How Islamic Banking Differs from Conventional Systems
Islamic banking institutions operate on fundamentally different principles compared to traditional banks. These Sharia-compliant financial entities do not charge or pay interest on loans and deposits, instead focusing on profit-sharing arrangements and partnership-based financing models.
The key distinctions include:
- Elimination of interest charges on all financial facilities
- Profit distribution instead of interest payments on savings
- Partnership-based financing arrangements
- Avoidance of investments conflicting with Islamic teachings
- Exclusion of financial products involving excessive uncertainty (Gharar)

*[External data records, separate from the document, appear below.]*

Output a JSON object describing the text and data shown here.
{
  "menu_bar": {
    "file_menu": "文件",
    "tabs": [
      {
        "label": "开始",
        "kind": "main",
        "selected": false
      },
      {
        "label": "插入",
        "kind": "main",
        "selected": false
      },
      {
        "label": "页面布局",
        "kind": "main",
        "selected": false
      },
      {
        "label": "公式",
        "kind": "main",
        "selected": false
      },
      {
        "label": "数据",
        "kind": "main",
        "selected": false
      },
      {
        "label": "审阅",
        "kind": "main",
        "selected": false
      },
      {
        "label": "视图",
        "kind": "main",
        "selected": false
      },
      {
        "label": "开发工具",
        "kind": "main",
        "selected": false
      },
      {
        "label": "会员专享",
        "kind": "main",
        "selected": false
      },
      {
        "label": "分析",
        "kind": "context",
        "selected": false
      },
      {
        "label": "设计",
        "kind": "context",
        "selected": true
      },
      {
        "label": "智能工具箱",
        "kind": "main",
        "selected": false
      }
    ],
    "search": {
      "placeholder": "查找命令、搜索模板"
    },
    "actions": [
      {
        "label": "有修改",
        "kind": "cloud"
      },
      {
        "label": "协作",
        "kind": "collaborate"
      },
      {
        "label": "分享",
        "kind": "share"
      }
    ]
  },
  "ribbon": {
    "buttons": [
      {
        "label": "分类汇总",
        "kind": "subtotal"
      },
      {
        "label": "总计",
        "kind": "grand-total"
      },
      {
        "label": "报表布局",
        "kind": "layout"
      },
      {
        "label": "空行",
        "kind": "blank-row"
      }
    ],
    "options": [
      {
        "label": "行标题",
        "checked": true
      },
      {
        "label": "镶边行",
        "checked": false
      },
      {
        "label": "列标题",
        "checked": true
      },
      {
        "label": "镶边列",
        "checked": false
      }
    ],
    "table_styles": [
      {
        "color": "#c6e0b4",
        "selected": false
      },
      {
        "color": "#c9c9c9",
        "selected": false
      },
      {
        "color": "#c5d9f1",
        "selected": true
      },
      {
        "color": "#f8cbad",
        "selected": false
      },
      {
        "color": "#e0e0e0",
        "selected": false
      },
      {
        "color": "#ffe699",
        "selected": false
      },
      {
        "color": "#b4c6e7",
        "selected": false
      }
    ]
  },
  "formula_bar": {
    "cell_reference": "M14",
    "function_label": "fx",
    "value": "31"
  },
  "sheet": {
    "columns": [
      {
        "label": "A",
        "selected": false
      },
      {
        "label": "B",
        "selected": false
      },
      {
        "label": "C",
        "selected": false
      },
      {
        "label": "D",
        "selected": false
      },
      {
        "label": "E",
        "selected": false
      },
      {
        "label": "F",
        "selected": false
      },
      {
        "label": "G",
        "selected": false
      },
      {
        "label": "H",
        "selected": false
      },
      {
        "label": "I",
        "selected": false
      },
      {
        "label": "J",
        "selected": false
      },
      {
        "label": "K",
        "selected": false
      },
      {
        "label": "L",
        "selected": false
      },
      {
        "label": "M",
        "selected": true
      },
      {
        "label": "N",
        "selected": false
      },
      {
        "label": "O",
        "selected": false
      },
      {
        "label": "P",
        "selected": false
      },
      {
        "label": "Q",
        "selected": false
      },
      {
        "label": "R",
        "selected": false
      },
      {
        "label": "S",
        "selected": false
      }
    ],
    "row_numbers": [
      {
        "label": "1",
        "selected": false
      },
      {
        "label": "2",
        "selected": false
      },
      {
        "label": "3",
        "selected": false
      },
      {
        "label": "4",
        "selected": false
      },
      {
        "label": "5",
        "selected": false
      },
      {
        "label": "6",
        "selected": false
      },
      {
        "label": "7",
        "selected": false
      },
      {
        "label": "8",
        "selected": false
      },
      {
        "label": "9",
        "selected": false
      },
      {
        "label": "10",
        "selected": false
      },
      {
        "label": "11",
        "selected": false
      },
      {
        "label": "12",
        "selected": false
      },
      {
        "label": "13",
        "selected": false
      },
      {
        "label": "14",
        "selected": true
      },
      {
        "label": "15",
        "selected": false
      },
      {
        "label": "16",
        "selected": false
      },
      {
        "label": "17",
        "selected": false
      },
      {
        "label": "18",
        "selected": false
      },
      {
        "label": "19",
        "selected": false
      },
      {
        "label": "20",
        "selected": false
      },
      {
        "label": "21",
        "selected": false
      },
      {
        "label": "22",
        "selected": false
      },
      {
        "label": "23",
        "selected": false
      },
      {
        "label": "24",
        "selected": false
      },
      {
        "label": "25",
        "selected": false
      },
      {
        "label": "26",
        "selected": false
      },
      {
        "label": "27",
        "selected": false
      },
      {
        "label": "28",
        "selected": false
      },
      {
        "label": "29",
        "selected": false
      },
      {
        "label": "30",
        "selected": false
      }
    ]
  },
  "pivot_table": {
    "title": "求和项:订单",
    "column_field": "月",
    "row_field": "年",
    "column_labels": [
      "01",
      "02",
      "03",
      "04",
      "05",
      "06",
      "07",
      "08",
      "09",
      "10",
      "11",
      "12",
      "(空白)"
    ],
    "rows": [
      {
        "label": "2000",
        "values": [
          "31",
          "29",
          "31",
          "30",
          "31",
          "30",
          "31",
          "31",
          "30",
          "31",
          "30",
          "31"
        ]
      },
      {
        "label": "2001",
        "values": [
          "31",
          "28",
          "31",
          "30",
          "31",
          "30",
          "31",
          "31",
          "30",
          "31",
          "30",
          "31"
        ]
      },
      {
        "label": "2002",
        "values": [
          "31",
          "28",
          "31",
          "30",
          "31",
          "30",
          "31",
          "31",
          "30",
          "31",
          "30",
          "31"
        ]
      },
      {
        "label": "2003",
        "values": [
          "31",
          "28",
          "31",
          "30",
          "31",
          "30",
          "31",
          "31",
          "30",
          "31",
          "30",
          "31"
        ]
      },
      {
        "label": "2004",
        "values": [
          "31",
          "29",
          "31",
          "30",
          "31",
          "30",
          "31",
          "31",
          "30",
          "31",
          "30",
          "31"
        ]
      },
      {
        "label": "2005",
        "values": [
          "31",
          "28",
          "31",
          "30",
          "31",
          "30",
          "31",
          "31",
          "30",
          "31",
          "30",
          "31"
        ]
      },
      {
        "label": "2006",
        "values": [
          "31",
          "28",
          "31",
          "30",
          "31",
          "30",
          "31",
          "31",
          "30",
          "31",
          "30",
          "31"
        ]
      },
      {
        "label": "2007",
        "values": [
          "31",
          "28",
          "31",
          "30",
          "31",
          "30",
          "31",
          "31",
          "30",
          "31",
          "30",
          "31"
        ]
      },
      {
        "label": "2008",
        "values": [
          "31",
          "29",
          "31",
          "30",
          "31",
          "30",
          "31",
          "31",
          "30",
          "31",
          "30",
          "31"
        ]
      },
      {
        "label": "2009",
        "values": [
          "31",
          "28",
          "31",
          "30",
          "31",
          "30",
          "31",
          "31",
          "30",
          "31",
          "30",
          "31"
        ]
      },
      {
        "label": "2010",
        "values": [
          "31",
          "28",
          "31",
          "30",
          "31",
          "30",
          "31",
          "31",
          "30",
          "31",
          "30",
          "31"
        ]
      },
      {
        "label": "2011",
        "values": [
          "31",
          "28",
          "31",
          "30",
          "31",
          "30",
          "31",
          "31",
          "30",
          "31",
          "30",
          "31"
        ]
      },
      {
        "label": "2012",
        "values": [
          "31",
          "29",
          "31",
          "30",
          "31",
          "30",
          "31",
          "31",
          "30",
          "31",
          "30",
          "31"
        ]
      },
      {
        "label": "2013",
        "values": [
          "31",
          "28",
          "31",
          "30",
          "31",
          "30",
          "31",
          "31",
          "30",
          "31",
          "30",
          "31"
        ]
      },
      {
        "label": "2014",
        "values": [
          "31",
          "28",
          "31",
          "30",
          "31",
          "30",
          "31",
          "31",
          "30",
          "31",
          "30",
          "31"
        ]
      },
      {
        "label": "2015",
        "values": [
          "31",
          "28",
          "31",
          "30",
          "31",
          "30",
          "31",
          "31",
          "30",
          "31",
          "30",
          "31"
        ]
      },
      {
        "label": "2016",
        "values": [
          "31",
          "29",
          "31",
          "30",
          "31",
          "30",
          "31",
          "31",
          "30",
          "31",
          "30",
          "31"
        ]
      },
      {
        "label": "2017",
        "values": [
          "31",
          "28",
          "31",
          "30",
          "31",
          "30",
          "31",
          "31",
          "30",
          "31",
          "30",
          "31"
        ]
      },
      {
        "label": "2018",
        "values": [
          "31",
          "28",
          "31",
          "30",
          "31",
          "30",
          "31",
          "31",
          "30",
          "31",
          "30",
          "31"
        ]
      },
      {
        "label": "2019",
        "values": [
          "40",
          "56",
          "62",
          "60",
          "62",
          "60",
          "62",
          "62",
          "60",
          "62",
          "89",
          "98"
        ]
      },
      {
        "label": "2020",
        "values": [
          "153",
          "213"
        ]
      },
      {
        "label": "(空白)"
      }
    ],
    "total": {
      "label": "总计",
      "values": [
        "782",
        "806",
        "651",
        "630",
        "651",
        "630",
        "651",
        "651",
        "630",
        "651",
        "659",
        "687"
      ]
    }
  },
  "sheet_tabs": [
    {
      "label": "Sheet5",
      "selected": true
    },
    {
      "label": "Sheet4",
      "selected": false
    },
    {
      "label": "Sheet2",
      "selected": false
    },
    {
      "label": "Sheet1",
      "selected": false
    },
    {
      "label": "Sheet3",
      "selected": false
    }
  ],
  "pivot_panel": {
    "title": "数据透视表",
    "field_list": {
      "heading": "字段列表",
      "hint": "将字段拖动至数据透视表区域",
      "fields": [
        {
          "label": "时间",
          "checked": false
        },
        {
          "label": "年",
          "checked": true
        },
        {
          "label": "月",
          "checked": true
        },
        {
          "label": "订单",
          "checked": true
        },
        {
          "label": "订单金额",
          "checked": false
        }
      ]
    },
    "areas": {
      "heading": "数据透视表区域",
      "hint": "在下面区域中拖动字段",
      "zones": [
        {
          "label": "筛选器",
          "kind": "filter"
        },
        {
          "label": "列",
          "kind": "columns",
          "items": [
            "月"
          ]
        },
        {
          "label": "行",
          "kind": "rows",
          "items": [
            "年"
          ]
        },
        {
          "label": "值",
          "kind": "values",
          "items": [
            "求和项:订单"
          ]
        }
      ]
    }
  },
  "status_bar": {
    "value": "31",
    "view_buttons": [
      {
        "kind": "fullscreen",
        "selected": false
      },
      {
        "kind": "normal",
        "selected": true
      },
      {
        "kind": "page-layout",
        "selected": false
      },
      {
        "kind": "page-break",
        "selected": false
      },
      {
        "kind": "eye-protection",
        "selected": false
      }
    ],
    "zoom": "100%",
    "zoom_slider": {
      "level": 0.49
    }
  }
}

- Shared profit and risk arrangements with customers
For practical illustration, when a customer borrows 50,000 Naira for business purposes from an Islamic bank, they are only required to repay the principal amount without any additional interest charges.
Operational Framework and Financial Reporting Developments
Unlike conventional banks that primarily generate revenue through interest on loans, Islamic banks create income through trade and investment-focused activities. These include Murabaha (sales-based financing), Istisna (project and construction financing), Salam (agricultural financing), and Ijara (leasing arrangements). They also participate in partnership-based financing where both profits and risks are distributed between the bank and customers according to mutually agreed terms.
In a parallel development strengthening the sector's foundation, the Financial Reporting Council of Nigeria (FRC) has announced plans to integrate Islamic Finance Services into the country's financial reporting framework. Rabiu Olowo, Executive Secretary and CEO of the FRC, revealed during the 7th Africa Islamic Finance Conference in Lagos that Nigeria will adopt standards established by the Accounting and Auditing Organisation for Islamic Financial Institutions (AAOIFI).
This strategic move corresponds with the FRC's responsibility to establish, monitor, and enforce financial reporting standards throughout Nigeria. Dr. Olowo emphasized that the rapid expansion of Islamic finance in the country—encompassing Islamic banking, Sukuk issuances, Takaful insurance, and non-interest capital market products—necessitates consistent reporting practices that maintain global comparability.
Despite their foundation in Sharia principles, Islamic banking services remain accessible to customers of all religious backgrounds. Neither account opening nor access to financial products requires customers to be Muslim, demonstrating the inclusive nature of these financial institutions within Nigeria's diverse economic landscape.